D’ailleurs, il y a sans doute plusieurs rats. C’est un animal grégaire, en général.
En observant le rongeur qui s’affairait à dénicher quelque chose à becqueter, des idées ont germé dans son esprit. Effrayantes.
S’il arrivait à le choper, il pourrait le bouffer.
Ça y est, ses gènes civilisés s’atrophient. Lentement mais sûrement.
Bientôt, il songera peut-être à dévorer Lydia. Heureusement qu’elle est inaccessible…
Mais il n’est pas encore tombé si bas.
Il espère qu’il n’atteindra jamais ces extrémités, même en pensée.
Qu’on le sortira de là avant.
Ou qu’il crèvera avant.
Si seulement il pouvait se donner la mort… Mais comment ?
Aujourd’hui, temps gris. Pas de soleil pour lui indiquer l’heure du déjeuner qu’il ne mangera pas.
Il s’oblige à quelques mouvements, de son bras et de sa jambe encore valides.
Et soudain, une nouvelle angoisse l’étreint.

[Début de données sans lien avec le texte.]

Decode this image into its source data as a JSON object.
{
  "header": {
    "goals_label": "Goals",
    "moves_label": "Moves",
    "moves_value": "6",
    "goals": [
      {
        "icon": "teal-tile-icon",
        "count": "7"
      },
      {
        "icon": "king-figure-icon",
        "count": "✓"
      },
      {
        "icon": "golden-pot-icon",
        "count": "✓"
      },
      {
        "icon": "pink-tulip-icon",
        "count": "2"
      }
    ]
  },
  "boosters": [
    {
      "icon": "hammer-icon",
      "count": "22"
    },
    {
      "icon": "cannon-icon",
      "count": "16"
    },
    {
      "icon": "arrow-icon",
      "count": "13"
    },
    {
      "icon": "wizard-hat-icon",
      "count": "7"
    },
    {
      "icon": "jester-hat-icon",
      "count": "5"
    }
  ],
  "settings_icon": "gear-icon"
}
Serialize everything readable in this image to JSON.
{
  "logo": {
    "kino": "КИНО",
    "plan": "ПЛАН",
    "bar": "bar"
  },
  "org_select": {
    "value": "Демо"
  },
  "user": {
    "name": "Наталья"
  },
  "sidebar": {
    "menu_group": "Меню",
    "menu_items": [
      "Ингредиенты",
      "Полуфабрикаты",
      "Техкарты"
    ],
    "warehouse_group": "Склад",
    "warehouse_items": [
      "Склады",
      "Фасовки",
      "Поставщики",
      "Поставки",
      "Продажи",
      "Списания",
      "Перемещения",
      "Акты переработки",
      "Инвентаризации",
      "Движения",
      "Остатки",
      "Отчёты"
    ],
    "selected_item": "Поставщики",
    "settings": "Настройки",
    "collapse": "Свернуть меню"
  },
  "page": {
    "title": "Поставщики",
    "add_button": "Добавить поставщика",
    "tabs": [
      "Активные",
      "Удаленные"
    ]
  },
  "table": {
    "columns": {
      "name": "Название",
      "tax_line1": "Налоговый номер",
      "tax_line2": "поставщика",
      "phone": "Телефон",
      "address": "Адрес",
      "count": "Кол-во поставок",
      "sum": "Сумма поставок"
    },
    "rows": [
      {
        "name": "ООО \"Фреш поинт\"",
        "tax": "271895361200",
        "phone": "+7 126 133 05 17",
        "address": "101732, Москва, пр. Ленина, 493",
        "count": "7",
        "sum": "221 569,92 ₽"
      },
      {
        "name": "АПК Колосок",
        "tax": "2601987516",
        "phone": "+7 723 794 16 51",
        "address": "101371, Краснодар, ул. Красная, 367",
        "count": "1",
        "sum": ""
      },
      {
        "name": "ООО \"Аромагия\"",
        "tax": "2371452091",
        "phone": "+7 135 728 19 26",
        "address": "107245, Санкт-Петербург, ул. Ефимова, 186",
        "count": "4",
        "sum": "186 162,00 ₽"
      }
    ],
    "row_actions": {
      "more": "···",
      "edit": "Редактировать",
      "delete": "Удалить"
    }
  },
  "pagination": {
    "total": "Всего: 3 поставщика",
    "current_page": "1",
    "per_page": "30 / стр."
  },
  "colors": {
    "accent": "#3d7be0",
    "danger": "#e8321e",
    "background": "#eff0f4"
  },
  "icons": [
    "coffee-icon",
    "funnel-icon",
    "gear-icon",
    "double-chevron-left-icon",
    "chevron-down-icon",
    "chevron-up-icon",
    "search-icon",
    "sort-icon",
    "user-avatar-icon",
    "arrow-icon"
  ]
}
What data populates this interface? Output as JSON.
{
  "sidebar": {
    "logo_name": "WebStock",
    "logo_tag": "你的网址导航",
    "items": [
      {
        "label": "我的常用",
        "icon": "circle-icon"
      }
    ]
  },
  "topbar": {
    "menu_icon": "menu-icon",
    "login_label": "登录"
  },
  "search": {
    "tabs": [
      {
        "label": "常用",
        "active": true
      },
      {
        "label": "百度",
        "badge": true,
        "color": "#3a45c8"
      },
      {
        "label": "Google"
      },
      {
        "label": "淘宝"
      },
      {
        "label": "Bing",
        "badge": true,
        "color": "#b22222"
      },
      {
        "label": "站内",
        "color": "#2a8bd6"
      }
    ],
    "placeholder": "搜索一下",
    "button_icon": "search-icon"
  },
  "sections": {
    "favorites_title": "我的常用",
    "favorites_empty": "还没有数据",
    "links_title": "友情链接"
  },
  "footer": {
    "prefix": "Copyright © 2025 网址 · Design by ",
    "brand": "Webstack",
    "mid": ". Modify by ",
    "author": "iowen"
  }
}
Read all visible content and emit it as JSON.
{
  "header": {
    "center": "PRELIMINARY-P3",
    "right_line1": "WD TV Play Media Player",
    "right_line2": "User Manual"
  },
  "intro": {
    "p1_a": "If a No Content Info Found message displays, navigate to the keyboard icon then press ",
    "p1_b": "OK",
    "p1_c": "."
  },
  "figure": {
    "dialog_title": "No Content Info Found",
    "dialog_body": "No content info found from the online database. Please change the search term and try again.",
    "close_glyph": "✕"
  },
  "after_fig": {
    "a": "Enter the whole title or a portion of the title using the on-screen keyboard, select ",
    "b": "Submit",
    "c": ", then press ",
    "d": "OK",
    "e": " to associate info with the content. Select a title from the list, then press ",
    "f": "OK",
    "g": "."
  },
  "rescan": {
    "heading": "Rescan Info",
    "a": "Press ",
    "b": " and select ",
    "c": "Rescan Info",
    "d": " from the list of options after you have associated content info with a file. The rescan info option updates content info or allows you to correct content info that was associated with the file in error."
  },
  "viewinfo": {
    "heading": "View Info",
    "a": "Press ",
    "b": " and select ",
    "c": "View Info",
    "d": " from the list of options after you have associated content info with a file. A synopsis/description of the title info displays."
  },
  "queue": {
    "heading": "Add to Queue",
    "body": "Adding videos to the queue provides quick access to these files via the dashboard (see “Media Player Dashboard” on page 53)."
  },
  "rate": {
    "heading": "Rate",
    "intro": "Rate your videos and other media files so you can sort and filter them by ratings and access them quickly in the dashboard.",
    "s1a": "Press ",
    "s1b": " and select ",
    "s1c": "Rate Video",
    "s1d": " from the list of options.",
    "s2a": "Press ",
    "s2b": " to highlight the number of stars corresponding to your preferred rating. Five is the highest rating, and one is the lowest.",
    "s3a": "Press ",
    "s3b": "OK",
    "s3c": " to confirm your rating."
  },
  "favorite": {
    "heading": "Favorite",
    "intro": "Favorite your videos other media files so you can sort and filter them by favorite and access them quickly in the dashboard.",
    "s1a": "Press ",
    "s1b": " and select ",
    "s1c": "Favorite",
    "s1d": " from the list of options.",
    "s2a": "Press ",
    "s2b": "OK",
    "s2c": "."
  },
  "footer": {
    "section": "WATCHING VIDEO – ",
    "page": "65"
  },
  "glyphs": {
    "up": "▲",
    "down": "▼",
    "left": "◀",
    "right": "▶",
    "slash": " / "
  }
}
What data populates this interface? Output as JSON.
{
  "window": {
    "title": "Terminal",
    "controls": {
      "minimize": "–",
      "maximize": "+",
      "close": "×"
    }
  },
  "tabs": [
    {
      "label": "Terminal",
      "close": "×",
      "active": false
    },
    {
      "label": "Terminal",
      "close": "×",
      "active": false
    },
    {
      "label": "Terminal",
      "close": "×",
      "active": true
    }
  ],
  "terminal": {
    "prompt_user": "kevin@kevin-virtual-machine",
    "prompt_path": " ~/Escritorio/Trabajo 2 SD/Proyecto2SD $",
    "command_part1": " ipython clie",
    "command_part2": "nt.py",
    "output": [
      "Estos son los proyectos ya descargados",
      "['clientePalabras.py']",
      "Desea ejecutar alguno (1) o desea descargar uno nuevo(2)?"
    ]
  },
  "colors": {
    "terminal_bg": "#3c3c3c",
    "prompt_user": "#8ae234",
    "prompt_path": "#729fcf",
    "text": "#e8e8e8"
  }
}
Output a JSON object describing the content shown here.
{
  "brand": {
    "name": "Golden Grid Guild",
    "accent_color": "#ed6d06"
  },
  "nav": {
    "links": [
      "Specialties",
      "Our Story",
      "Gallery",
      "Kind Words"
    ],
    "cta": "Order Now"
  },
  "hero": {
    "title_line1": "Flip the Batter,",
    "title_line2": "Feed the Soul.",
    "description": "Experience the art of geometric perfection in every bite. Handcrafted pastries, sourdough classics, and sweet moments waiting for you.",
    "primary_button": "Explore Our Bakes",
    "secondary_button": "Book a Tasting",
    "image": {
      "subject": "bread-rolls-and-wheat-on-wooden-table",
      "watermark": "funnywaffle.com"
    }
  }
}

Lorsqu’ils me retrouveront, à quoi je ressemblerai ? Pas lavé, pas rasé, une dizaine de kilos en moins… Si Gaëlle me voit dans ce pitoyable état, elle ne m’aimera peut-être plus ? Mon fils aura sans doute peur de moi…
Bizarre de s’inquiéter pour ça.
Parce que peut-être qu’ils le retrouveront à l’état de squelette.
Ce qui réglera définitivement ce léger souci de coquetterie.
Centre hospitalier Saint-Jacques de Besançon, service de cardiologie, 13 h 30
Comme la plupart des gens, Fabre, hypocondriaque de surcroît, déteste les hôpitaux.
Par mesure de précaution, il a demandé au chef de service, petit gringalet arrogant et atrabilaire, l’autorisation d’interroger Mme veuve Guichard, qui a survécu à un infarctus du myocarde. Vingt minutes, pas plus ! a concédé le nabot acariâtre.
Auguste cherche donc la chambre 307, en évitant de respirer trop fort, des fois qu’il chope un des miasmes qui s’épanouissent pleinement dans ces couloirs, jusqu’à en devenir indestructibles… S’il avait osé, il aurait demandé au chirurgien de lui prêter un de ses masques !
Il frappe trois coups contre la porte, n’obtient aucune réponse. Normal, la télé beugle à tue-tête ; Les Feux de l’amour, cette éternelle série qui ne disparaîtra des écrans qu’après une catastrophe nucléaire mondiale.
Il y a deux lits dans la 307. Deux mamies scotchées à la lucarne. Et qui, soudain, dévisagent de leurs petits yeux perçants cet inconnu qui ose profaner leur territoire à une heure indécente.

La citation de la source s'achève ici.